Department of Bioengineering, University of California, Berkeley, California.
Department of Plant and Microbial Biology, University of California, Berkeley, California.
Hum Mutat. 2019 Sep;40(9):1270-1279. doi: 10.1002/humu.23790. Epub 2019 Jun 18.
Accurate interpretation of genomic variants that alter RNA splicing is critical to precision medicine. We present a computational framework, Prediction of variant Effect on Percent Spliced In (PEPSI), that predicts the splicing impact of coding and noncoding variants for the Fifth Critical Assessment of Genome Interpretation (CAGI5) "Vex-seq" challenge. PEPSI is a random forest regression model trained on multiple layers of features associated with sequence conservation and regulatory sequence elements. Compared to other splicing defect prediction tools from the literature, our framework integrates secondary structure information in predicting variants that disrupt splicing regulatory elements (SREs). We applied our model to classify splice-disrupting variants among 2,094 single-nucleotide polymorphisms from the Exome Aggregation Consortium using model-predicted changes in percent spliced in (ΔPSI) associated with tested variants. Benchmarking our model against widely used state-of-the-art tools, we demonstrate that PEPSI achieves comparable performance in terms of sensitivity and precision. Moreover, we also show that using secondary structure context can help resolve several cases where changes in the counts of SREs do not correspond with the directionality of ΔPSI measured for tested variants.

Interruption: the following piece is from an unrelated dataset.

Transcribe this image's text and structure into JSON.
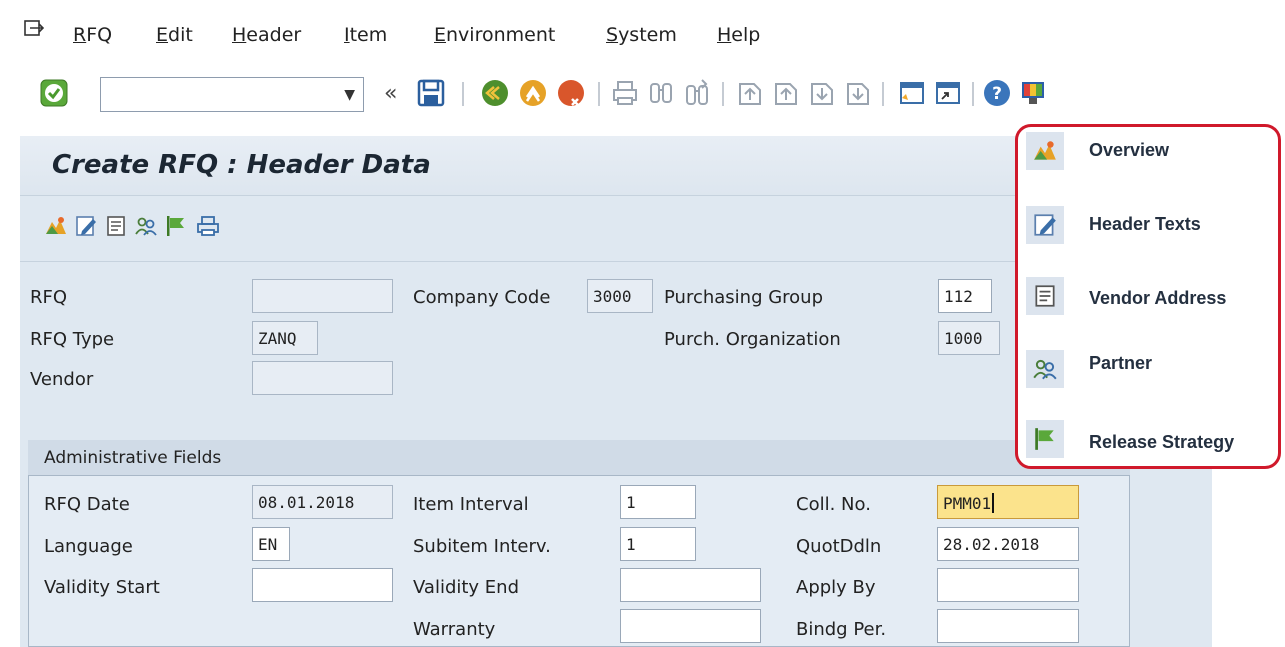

准确解读改变 RNA 剪接的基因组变异对于精准医学至关重要。我们提出了一种计算框架,即预测变异对插入百分比的影响(PEPSI),用于第五次基因组解读评估(CAGI5)“Vex-seq”挑战中的编码和非编码变异的剪接影响。PEPSI 是一个随机森林回归模型,基于与序列保守性和调控序列元件相关的多个特征层进行训练。与文献中的其他剪接缺陷预测工具相比,我们的框架在预测破坏剪接调控元件(SRE)的变异时整合了二级结构信息。我们使用模型预测的与测试变异相关的插入百分比变化(ΔPSI),将我们的模型应用于从外显子聚集联盟的 2094 个单核苷酸多态性中分类剪接破坏变异。将我们的模型与广泛使用的最先进工具进行基准测试,我们证明了 PEPSI 在灵敏度和精度方面具有相当的性能。此外,我们还表明,使用二级结构上下文可以帮助解决几种情况,其中 SRE 计数的变化与针对测试变异测量的ΔPSI 的方向性不对应。